Summary

Beginning with the 2024 edition, reserve the syntax #"foo"#, as a way of future-proofing against future language changes.

Motivation

RFC 3101 reserved, among other things, all ident-prefixed strings like ident"foo" and ident##"foo"##. Despite these prefixes not conflicting with basic Rust grammar, reserving various prefixes avoids future macro breakage.

Reserving all identifier prefixes covers a large swath of future possibilities, but one edge case was not included: unprefixed “guarded” string literals.

// Basic string literal
"bar";
// Prefixed string literal
r"foo";
// Prefixed guarded string literal
r#"foo"#;
// Unprefixed guarded string literal
"foo"#; // not yet reserved

RFC 3475 proposes to use this syntax for a new kind of string literal, reserving the syntax in Edition 2024. However, it is unlikely that RFC will be merged before Edition 2024. It could be declined, leaving that syntax for an entirely different proposal. In order to enable usage of this syntax in the future without waiting for the next edition boundary, we propose reserving #"foo"# syntax independently in this RFC.

Just like in RFC 3101, we must reserve this syntax across an edition boundary to avoid breaking macros. This reservation would be mostly unobservable by end-users and would only manifest in code using macros like so:

macro_rules! demo {
    ( $a:tt ) => { println!("one token") };
    ( $a:tt $b:tt $c:tt ) => { println!("three tokens") };
}

demo!("foo");
demo!(r#"foo"#);
demo!(#"foo"#);

Prior to the 2024 edition, this produces:

one token
one token
three tokens

Following the 2021 edition, #"foo"# would become a compiler error.

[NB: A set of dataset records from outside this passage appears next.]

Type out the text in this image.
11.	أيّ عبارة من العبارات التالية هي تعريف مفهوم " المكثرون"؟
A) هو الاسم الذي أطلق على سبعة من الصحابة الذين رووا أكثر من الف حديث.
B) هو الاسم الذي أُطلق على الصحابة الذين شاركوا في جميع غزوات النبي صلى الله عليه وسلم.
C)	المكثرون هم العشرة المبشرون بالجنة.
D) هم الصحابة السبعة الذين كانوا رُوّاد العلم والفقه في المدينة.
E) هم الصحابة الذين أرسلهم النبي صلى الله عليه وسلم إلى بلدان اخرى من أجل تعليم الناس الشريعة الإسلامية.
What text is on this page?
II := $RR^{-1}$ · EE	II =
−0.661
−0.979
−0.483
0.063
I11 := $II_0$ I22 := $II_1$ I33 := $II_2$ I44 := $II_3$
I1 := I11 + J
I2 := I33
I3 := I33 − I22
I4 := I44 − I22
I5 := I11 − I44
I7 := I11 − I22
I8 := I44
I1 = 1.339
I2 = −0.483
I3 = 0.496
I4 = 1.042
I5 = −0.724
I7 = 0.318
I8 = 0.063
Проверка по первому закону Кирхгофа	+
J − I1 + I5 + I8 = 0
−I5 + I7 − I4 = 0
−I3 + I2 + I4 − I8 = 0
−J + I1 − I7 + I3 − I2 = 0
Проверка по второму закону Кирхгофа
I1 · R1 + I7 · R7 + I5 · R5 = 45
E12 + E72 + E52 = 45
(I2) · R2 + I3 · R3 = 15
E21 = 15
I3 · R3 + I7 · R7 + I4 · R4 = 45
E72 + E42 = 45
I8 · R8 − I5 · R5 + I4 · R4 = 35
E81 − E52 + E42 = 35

Note that this syntactic reservation is whitespace-sensitive: any whitespace to either side of the intervening # will allow this code to compile. This provides a simple migration path for anyone who would be impacted by this change; they would need only change their macro invocations from foo!(#"qux"#) to foo!(# "qux" #) or foo!(# "qux"#). It is possible to automate this mechanical migration via rustfix.

Guide-level explanation

When designing DSLs via macros that take token trees as inputs, be aware that certain syntactic productions which have no meaning in Rust are nonetheless forbidden by the grammar, as they represent “reserved space” for future language development. In addition to the <identifier>#<identifier>, <identifier>"<string contents>", <identifier>'<char contents>', and <identifier>#<numeric literal> forms reserved in Edition 2021, #"<string contents>" (with any number of leading #) is reserved for future use by the language.

Note that this syntax relies on the absence of whitespace, so a macro invocation can use # "<string contents>" (note the space) as a way to consume string literal tokens adjacent to a #.

Putting it all together, this means that the following are valid macro invocations:

  • foo!("qux")
  • foo!("qux"#)
  • foo!(r#"qux"#)
  • foo!(# "qux")

…but the following are invalid macro invocations:

  • foo!(#"qux")
  • foo!(#"qux"#)
  • foo!(####"qux"####)

Reference-level explanation

New tokenizing rules are introduced:

RESERVED_GUARDED_STRING_LITERAL : #+ STRING_LITERAL

When compiling under the Rust 2024 edition (as determined by the edition of the current crate), any instance of the above produces a tokenization error.

An edition migration may be implemented that looks for #"string"#, etc. within macro calls and inserts whitespace to force proper tokenization.

What follows are some examples of suggested error message templates:

error: invalid string literal
 --> file.rs:x:y
  |
1 | foo!(#"qux"#);
  |      ^^^^^^^ help: try using whitespace here: `# "qux" #`
  |
  = note: unprefixed guarded string literals are reserved for future use

Drawbacks

  • Complicates macro tokenizing rules.